Чтобы всё это сделать, надо встать рядом с конём около его передней ноги (если начинаешь с неё) спиной к голове и, взяв ногу коня за щётку (пучок волос с задней стороны скакательного сустава), и положить её себе на ногу чуть повыше колена. Хитрость в том, что, стоя на трёх ногах, конь ведёт себя очень спокойно. Если куёшь правую сторону, то копыто кладёшь на правое колено, а левой ногой как бы прикрываешь ногу коня сверху, немного зажимая её между своими. До этого я видел, как подковывают коней на специальных станках, привязывая их, чтобы они не бились, а если нет станка, просто валят спутанного на землю. Алтайского же коня даже я, новичок, научился ковать довольно быстро.
Когда копыто подготовлено (обычно «проходишь» сразу по всем четырём), начинается собственно сам процесс ковки. Берёшь подкову в руку, прикладываешь к копыту и начинаешь прибивать её через специальные отверстия плоскими гвоздями. Острие каждого гвоздя надо немного загнуть так, чтобы он в процессе забивания пошёл наружу копыта, иначе можно повредить ногу коню. Признаюсь, первоначально я по-настоящему боялся это делать, забивать железный гвоздь в живую плоть коня! Однако, увидев, что мой конь совершенно не реагирует на это, что гвоздь идет правильно, я стал орудовать молотком и гвоздями гораздо смелее, а потом и вовсе делал это почти как алтайцы. Подковы, во всяком случае, держались и долго не отлетали.

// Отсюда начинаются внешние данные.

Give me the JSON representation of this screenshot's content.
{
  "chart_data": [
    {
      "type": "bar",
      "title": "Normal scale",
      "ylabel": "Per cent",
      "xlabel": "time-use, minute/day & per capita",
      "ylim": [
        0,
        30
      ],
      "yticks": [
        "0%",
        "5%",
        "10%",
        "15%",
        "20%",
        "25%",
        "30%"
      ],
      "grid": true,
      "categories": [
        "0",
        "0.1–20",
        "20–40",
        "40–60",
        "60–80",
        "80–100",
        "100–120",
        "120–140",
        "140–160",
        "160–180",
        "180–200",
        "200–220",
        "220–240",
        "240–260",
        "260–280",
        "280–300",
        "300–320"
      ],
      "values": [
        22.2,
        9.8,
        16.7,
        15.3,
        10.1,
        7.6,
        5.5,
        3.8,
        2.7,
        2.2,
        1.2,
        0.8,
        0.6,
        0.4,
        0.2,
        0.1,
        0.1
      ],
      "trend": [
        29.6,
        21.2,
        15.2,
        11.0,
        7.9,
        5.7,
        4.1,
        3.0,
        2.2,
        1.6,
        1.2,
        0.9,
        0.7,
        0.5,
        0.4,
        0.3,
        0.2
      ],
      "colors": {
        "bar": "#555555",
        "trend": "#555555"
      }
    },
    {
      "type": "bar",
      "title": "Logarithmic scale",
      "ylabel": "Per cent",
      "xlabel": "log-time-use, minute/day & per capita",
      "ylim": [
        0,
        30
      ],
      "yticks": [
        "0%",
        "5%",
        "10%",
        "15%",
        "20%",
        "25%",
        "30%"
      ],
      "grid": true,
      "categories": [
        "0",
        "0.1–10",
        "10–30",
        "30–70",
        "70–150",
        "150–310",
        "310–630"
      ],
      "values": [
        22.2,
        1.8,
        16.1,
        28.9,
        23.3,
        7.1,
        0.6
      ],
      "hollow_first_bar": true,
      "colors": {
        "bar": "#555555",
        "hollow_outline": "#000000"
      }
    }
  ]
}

Когда гвоздь вышел поверх копыта, большими клещами подтягиваешь его так, чтобы коническая его шляпка была утоплена в канавке подковы, и откусываешь клещами же ненужный конец. Оставшаяся его часть должна быть по длине равна ширине гвоздя, то есть, во всяком случае, не больше полусантиметра. Затем её окончательно подтягиваешь и загибаешь вперёд, к краю копыта. Если вдруг подтянул гвоздь слишком сильно, конь может захромать. Тогда надо его разогнуть и чуть-чуть осадить, а после этого загнуть снова. Гвозди делаются из мягкого железа, поэтому такую операцию можно совершать неоднократно.

Тому, кто ездит верхом по горам, обязательно надо уметь всё это делать самому — если в середине пути вдруг отлетит, отвалится подкова, можно побить ноги коню. Для экстренной ковки коня в арчимаках у всадника всегда есть соответствующий инструмент и «запчасти»: молоток, клещи-кусачки, рашпиль, гвозди и подковы. Тропы горные очень сложны. Я помню одно место на левом берегу Чулышмана, а вдоль него проходили почти все мои маршруты, где каменные слои стояли как бы на ребре, и конь шел по ним, словно по лезвиям многочисленных ножей, уже, правда, изрядно затупившихся за годы. Сегодня там — автомобильная дорога.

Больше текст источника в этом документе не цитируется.